Questi pensieri di Odifreddi sulla MQ, Alberto, con particolare riferimento alle variabili nascoste (su cui Einstein si sarebbe sbagliato) e alle conseguenze del teorema di Bell (che, come tutti i teoremi matematici – come il prof. Odifreddi potrebbe benissimo insegnarci – sono conseguenze di assiomi indimostrabili), appartengono ad una filosofia particolare (quella di Copenhagen) ed esulano dai protocolli scientifici della MQ.
Tantissimi miei amici fisici – e Odifreddi non è un fisico, e quindi secondo i suoi criteri non dovrebbe parlare di questi argomenti specialistici – la pensano esattamente come Einstein e lavorano in perfetto accordo con colleghi che la pensano come Bohr. Ancora Odifreddi confonde una teoria scientifica ed i suoi protocolli (che sono comuni a tutta la comunità scientifica che ci lavora) con l’interpretazione filosofica della teoria (che riguarda le concezioni filosofiche personali di ogni ricercatore).
Ma su questo tornerò approfonditamente in un prossimo articolo dedicato alla MQ.
Un saluto a tutti,
sulla questione dei rapporti tra casualità intrinseca della MQ e metafisica, credo sia utile riportare il parere di J. Polkinghorne espresso in un articolo (tratto da questo libro) intitolato «The Universe as Creation», che, a livello teoretico, non vede contrasti irresolubili tra casualità quantistica e metafisica.
Nel testo citato, infatti, il fisico-teologo affronta proprio la questione del rapporto tra metafisica e scienza e interpreta la questione di quelle che chiama «intrinsic unpredictabilities» della MQ come un’apertura ontologica della realtà a quella che altro non è che la libertà: sia in riferimento al libero arbitrio umano, sia all’azione provvidenziale di Dio.
Forse è utile postare un estratto del ragionamento (p. 37 del libro citato):
It is […] a perfectly coherent ad acceptable [metaphysic] strategy to interpret physical unpredictabilities ontologically as signals of the presence of a causal openness, permitting the operation of causal influences over and above those resulting from the exchange of energy between constituens which has been the traditional story told by science. An obvious candidate for such an additional causal principle would be the willed acts of intentional human agents. Another possibility would be divine providential action, continuously operating within the open grain of nature. An honest science is not in a position to forbid either of these possibilities. Physics is certainly not in a position to establish the causal closure of the world on its own reductionist terms.
Il contributo, tra l’altro, appare in libro curato dallo STOQ (Science, Theology and the Ontological Quest), progetto fondato da tre università pontificie e coordinato dal Pontificio Consiglio della Cultura.
Evidentemente, queste cose non le ignorano nemmeno in Vaticano…
La ringrazio prof. Odifreddi per la sua risposta.
Sì, anche a me risulta che l’esperimento di Bell confuti le posizioni di Einstein, Podolsky e Rosen (i famosi EPR).
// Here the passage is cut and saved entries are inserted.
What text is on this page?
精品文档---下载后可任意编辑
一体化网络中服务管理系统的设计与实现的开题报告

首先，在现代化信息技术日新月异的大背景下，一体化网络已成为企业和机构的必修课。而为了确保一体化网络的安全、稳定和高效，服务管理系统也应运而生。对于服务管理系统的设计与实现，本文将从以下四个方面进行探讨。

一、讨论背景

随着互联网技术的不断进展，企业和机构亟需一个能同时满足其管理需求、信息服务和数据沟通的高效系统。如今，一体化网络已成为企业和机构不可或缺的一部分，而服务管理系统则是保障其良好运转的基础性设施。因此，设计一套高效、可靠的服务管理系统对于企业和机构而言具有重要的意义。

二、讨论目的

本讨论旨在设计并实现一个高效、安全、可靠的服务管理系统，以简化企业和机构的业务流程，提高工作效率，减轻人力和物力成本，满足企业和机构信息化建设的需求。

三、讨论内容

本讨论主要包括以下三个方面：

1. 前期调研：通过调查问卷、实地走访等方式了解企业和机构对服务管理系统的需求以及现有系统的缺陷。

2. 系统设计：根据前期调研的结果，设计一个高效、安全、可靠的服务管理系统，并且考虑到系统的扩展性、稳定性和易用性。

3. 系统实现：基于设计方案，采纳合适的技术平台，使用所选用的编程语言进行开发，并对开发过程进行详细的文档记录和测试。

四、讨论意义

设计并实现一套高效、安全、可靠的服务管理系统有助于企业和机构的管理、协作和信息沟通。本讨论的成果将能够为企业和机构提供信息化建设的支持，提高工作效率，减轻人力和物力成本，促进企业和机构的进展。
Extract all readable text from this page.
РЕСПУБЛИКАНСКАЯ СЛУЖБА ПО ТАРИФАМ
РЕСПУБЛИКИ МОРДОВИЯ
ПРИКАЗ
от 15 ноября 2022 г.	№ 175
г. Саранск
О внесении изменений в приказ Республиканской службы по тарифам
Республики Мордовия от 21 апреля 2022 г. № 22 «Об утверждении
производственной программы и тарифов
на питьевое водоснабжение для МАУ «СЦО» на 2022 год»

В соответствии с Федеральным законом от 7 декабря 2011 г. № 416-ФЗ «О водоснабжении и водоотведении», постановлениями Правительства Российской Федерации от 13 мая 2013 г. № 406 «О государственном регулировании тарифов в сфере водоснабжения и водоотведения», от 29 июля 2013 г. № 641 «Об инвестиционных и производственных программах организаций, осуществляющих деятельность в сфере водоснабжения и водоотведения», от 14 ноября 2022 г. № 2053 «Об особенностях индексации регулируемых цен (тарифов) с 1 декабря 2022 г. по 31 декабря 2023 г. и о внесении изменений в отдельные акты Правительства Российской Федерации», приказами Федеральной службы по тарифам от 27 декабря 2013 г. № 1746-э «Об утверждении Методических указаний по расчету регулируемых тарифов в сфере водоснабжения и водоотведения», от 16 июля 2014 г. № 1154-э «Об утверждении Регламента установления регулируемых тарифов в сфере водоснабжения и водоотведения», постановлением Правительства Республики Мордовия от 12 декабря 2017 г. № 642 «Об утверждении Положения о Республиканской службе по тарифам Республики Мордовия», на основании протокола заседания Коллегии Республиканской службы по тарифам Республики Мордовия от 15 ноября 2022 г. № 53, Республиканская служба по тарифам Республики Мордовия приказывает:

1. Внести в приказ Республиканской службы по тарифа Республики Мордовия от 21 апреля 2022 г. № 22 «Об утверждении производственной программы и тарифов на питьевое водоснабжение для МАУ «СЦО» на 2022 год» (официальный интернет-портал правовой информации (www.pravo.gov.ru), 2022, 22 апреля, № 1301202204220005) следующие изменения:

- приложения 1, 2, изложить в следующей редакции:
Lei però sa meglio di me che la dimostrazione di Bell non presenta una dimostrazione perfetta di tipo, per così dire, geometrico-euclidea, ma piuttosto una dimostrazione che poggia sulla statistica.
Ad ogni modo, ritengo la statistica un dato pur significativo per la nostra razionalità.
Ma veniamo all’evoluzione. Avrei diverse cose da dire, ma distillo la mia riflessione per aderire il più possibile alla sua.
Ammettiamo pure, per semplificare il ragionamento, che ogni minimo step evolutivo sia causato da mutamenti quantistici casuali oggettivi.
Poiché il mutamento quantistico riguarda le particelle sub atomiche (al di sopra delle quali la MQ è così ininfluente da “cedere il passo” all fisica newtoniana), i mutamenti casuali all’opera durante i milioni di anni devono essere stati un numero spaventosamente alto, quasi infinito.
Ogni collasso della funzione d’onda, preso in se stesso, dà origine ad un risultato casuale (pur inquadrabile statisticamente).
Ora, miliardi e miliardi di singoli casi (collassi), hanno dato come esito la comparsa dell’uomo.
Ho esageratamente semplificato il discorso, ma suppongo che fino qui, nella sua logica di fondo, sia da lei condiviso.
Ed ora viene la mia obiezione alla quale lei, sinceramente, non ha risposto.
Prendiamo il numero PI, le cui cifre decimali si dilungano all’infinito in modo apparentemente CASUALE. PI, però, non è casuale, ma le sue cifre possono comportarsi come se lo fossero, benché in realtà siano prestabilite.
Assegniamo a ciascuna delle innumerevoli mutazioni quantistiche, nel loro insieme cronologico,
una funzione biunivoca che le leghi ad una cifra decimale di PI: una ad una, le cifre di PI, sono (sembrano) casuali, ma l’intera serie è unificata da un logos preciso: il rapporto diametro / circonferenza.
Bell ha dimostrato il frammento, non l’intero: ha dimostrato che la materia presenta degli aspetti indeterminati. Non ha mai dimostrato che l’intera catena degli innumerevoli collassi d’onda non segua un certo logos, una certa intrinseca direzionalità.
Quest’ultima eventualità ritengo non sarà mai dimostrabile né confutabile con gli strumenti della scienza empirica.
Riguardo alla totalità di queste mutazioni, alcuni parleranno di percorso casuale altri vi vedranno un logos. Ma queste sono considerazioni metafisiche, non scientifiche.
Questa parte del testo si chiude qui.